Its own trading rate as a fraction of the market's total trading rate should be constant throughout the execution period. 

If the fractional trading rate is maintained exactly, participation strategies cannot guarantee a target fill quantity. 

 

Parameters of a participation strategy: 

- Start time

- End time

- Fraction of market volume the strategy should represent

- Max # of shares to execute 

 

Along with VWAP and TWAP, participation is a form of nonoptimized strategies, though some improvements are possible with optimization. 

Typically, the VWAP or arrival price benchmarks are used to gauge the quality of a participation strategy execution.

The VWAP benchmark is particularly appropriate because the volume pattern of a perfectly executed participation strategy is the market's volume pattern during the period of execution. 

 

An ideal user of participation strategies has all the same characteristics as an ideal user of VWAP strategies, except:

He is willing to forego certain execution to maintain the lowest possible fractional participation rate. 

 

Participation strategies do not use a trade schedule.

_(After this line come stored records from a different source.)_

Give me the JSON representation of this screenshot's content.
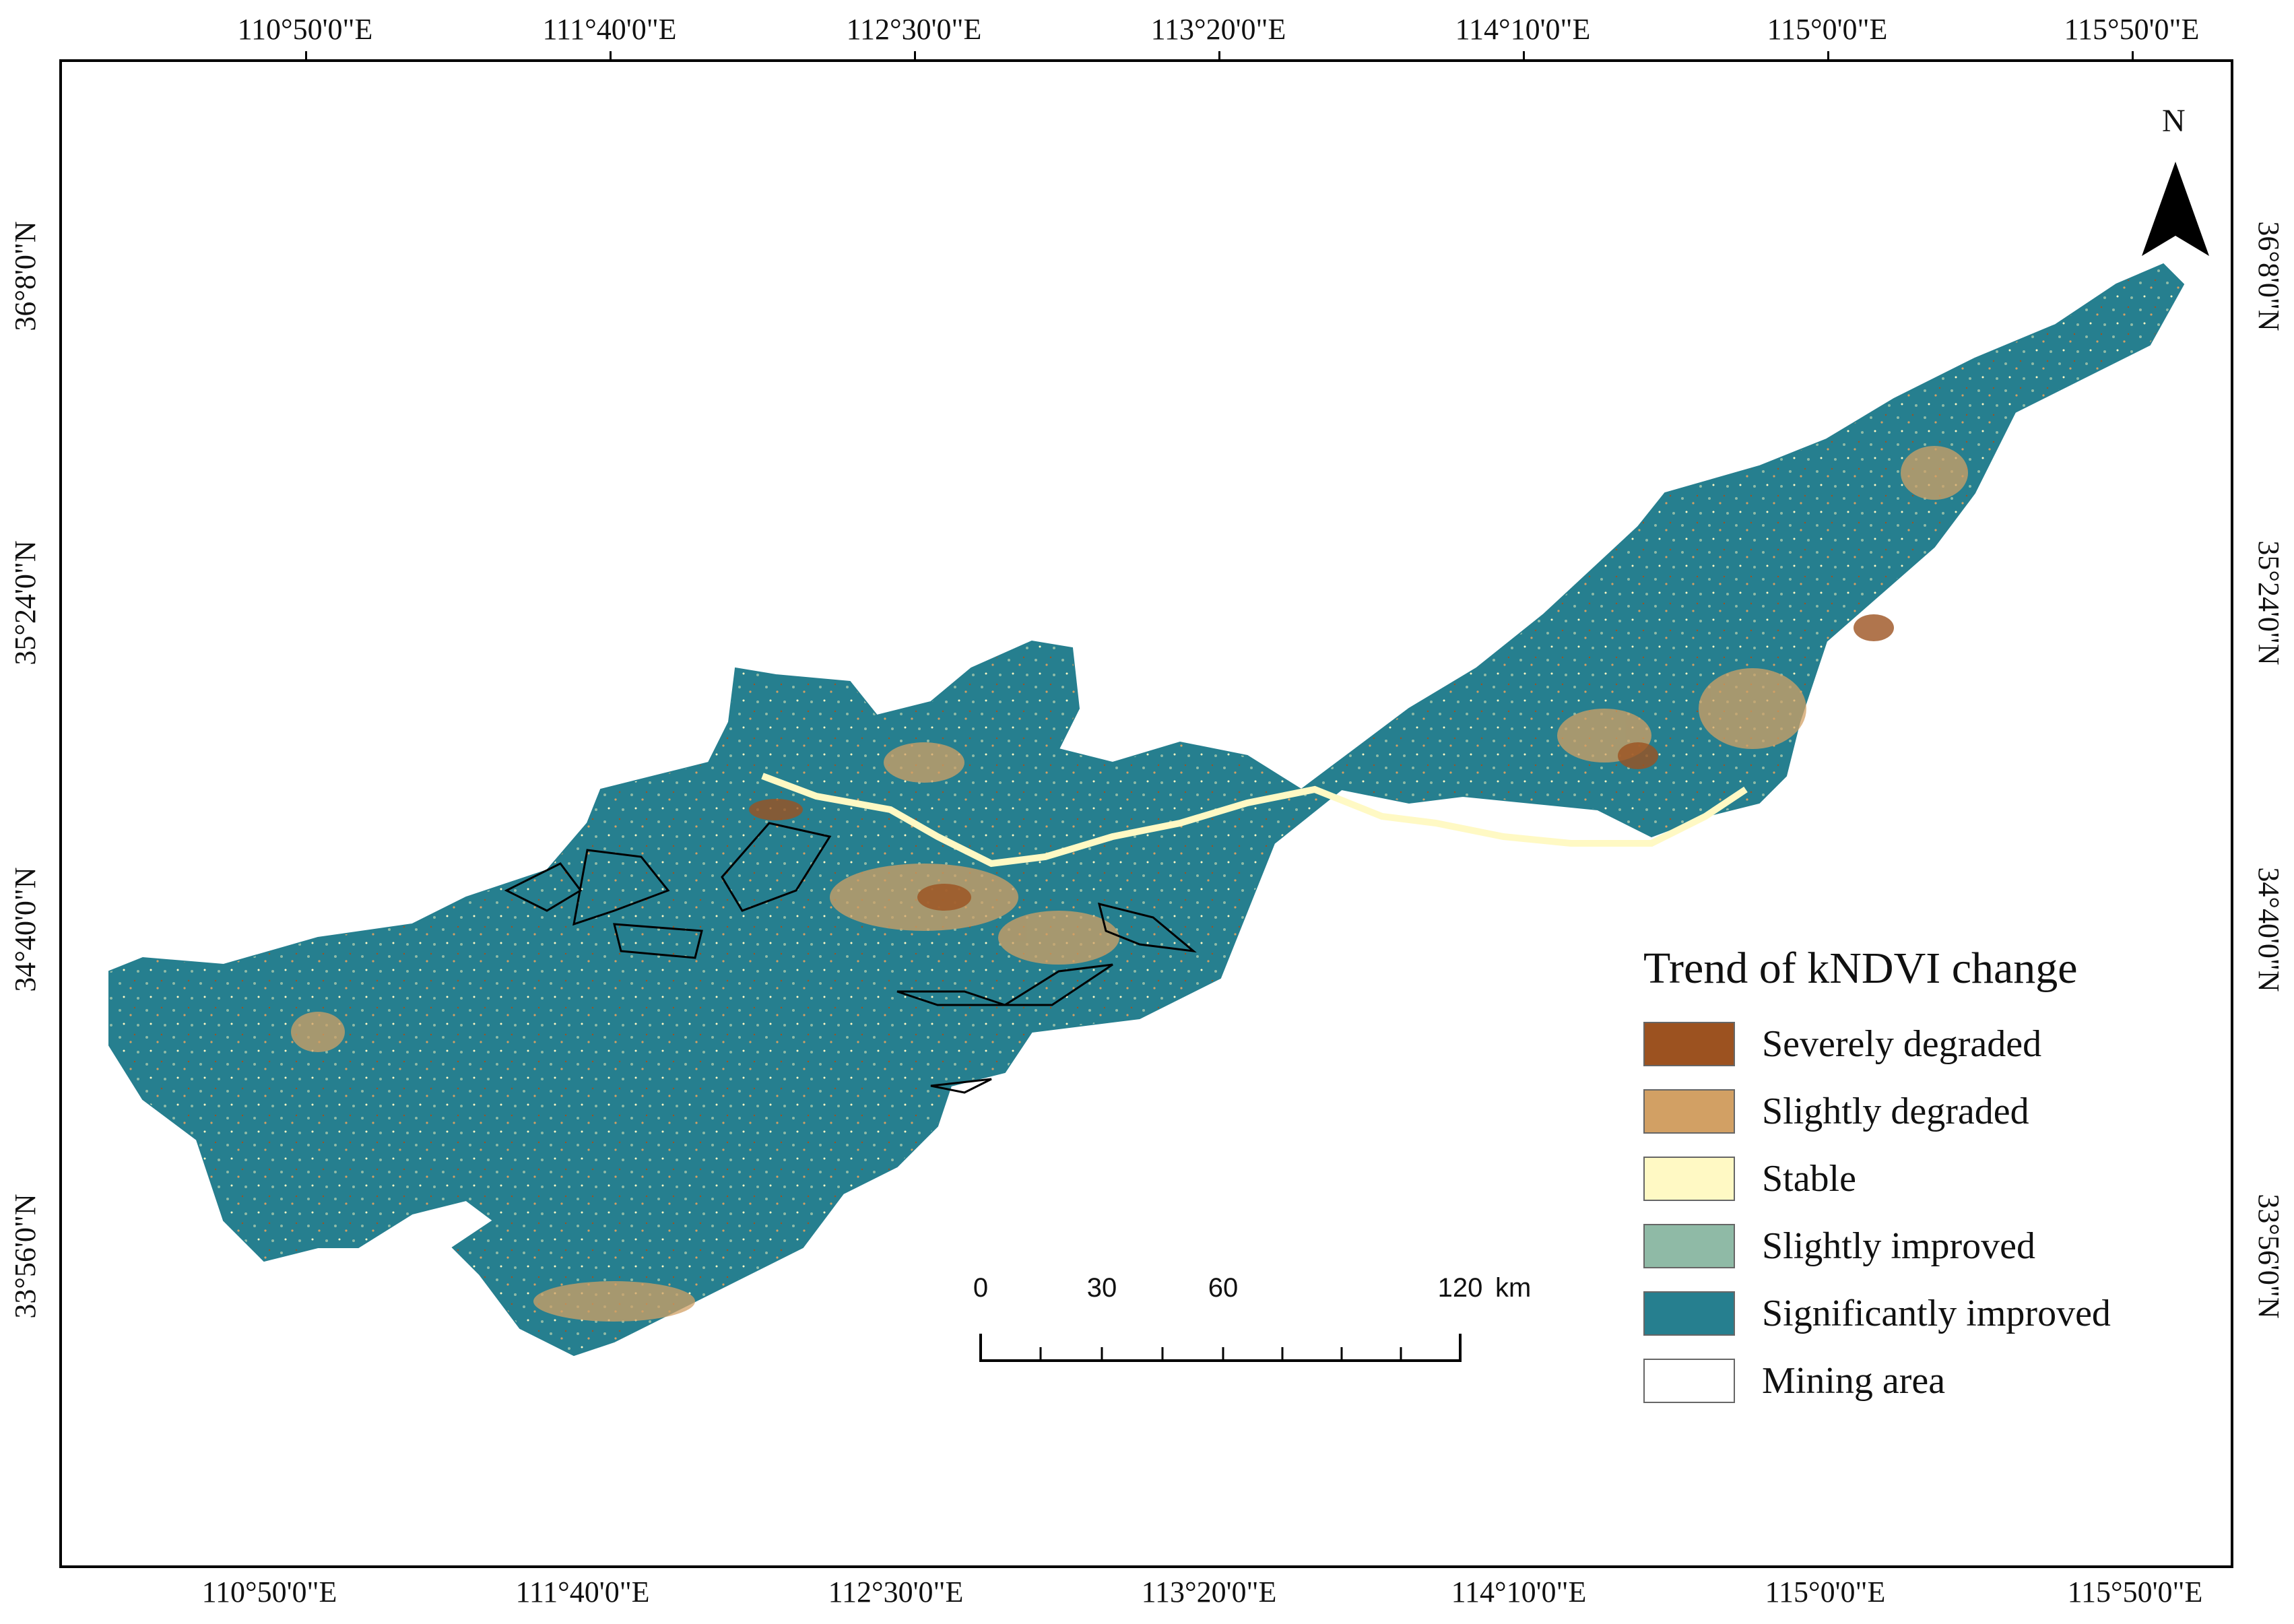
{
  "map": {
    "top_axis_labels": [
      "110°50'0\"E",
      "111°40'0\"E",
      "112°30'0\"E",
      "113°20'0\"E",
      "114°10'0\"E",
      "115°0'0\"E",
      "115°50'0\"E"
    ],
    "bottom_axis_labels": [
      "110°50'0\"E",
      "111°40'0\"E",
      "112°30'0\"E",
      "113°20'0\"E",
      "114°10'0\"E",
      "115°0'0\"E",
      "115°50'0\"E"
    ],
    "left_axis_labels": [
      "36°8'0\"N",
      "35°24'0\"N",
      "34°40'0\"N",
      "33°56'0\"N"
    ],
    "right_axis_labels": [
      "36°8'0\"N",
      "35°24'0\"N",
      "34°40'0\"N",
      "33°56'0\"N"
    ]
  },
  "legend": {
    "title": "Trend of kNDVI change",
    "items": [
      {
        "label": "Severely degraded",
        "color": "#9c5220"
      },
      {
        "label": "Slightly degraded",
        "color": "#d2a064"
      },
      {
        "label": "Stable",
        "color": "#fff9c4"
      },
      {
        "label": "Slightly improved",
        "color": "#8fbaa6"
      },
      {
        "label": "Significantly improved",
        "color": "#267f8f"
      },
      {
        "label": "Mining area",
        "color": "#ffffff"
      }
    ]
  },
  "north_arrow": {
    "label": "N"
  },
  "scale_bar": {
    "ticks": [
      "0",
      "30",
      "60",
      "120"
    ],
    "unit": "km"
  }
}
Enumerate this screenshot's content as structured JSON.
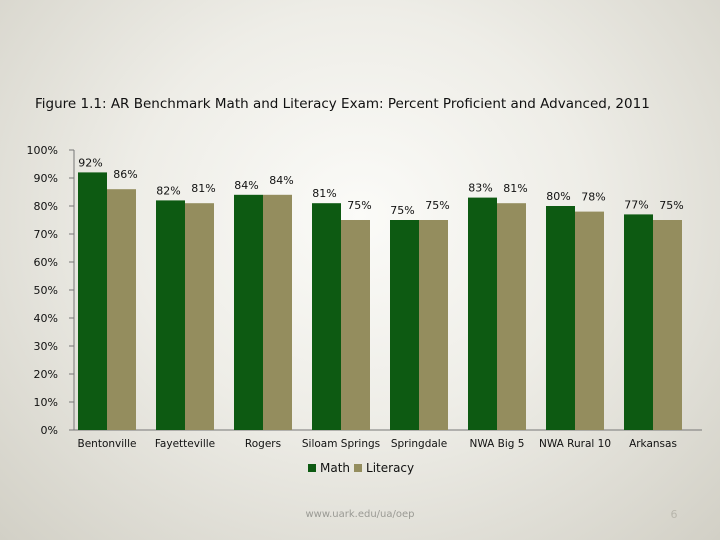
{
  "title": "Figure 1.1: AR Benchmark Math and Literacy Exam: Percent Proficient and Advanced, 2011",
  "footer": {
    "url": "www.uark.edu/ua/oep",
    "page_number": "6"
  },
  "chart_data": {
    "type": "bar",
    "title": "Figure 1.1: AR Benchmark Math and Literacy Exam: Percent Proficient and Advanced, 2011",
    "xlabel": "",
    "ylabel": "",
    "ylim": [
      0,
      100
    ],
    "yticks": [
      "0%",
      "10%",
      "20%",
      "30%",
      "40%",
      "50%",
      "60%",
      "70%",
      "80%",
      "90%",
      "100%"
    ],
    "categories": [
      "Bentonville",
      "Fayetteville",
      "Rogers",
      "Siloam Springs",
      "Springdale",
      "NWA Big 5",
      "NWA Rural 10",
      "Arkansas"
    ],
    "series": [
      {
        "name": "Math",
        "color": "#0d5a12",
        "values": [
          92,
          82,
          84,
          81,
          75,
          83,
          80,
          77
        ],
        "labels": [
          "92%",
          "82%",
          "84%",
          "81%",
          "75%",
          "83%",
          "80%",
          "77%"
        ]
      },
      {
        "name": "Literacy",
        "color": "#948d5e",
        "values": [
          86,
          81,
          84,
          75,
          75,
          81,
          78,
          75
        ],
        "labels": [
          "86%",
          "81%",
          "84%",
          "75%",
          "75%",
          "81%",
          "78%",
          "75%"
        ]
      }
    ],
    "legend_position": "bottom",
    "grid": false
  }
}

The strategy's objective is to participate in volume as it arises.

Without a trade schedule, it cannot guarantee a target fill quantity. 

 

The most basic form waits for trading volume to show up on the tape, and follows this volume with market orders. 

Example:

Assumptions:

- Target fractional participation rate = 10%.

- An execution of 10.000 shares is shown to have been transacted by other market participants. 

 

--> A participation strategy would execute 1000 shares in response. 

 

Participation strategies can closely track the actual volume pattern. 

VWAP strategies may experience large deviations from an execution period's actual (as opposed to expected) volume pattern. 

 

However, close tracking has a cost.

In the previous example, placing a market order of 1000 shares has a larger expected market impact than slowly following the market's trading volume with smaller orders. 

 

An optimized form of the participation strategy amortizes the trading shortfall over some period of time.

The result is a lower expected shortfall, but a higher dispersion of shortfalls.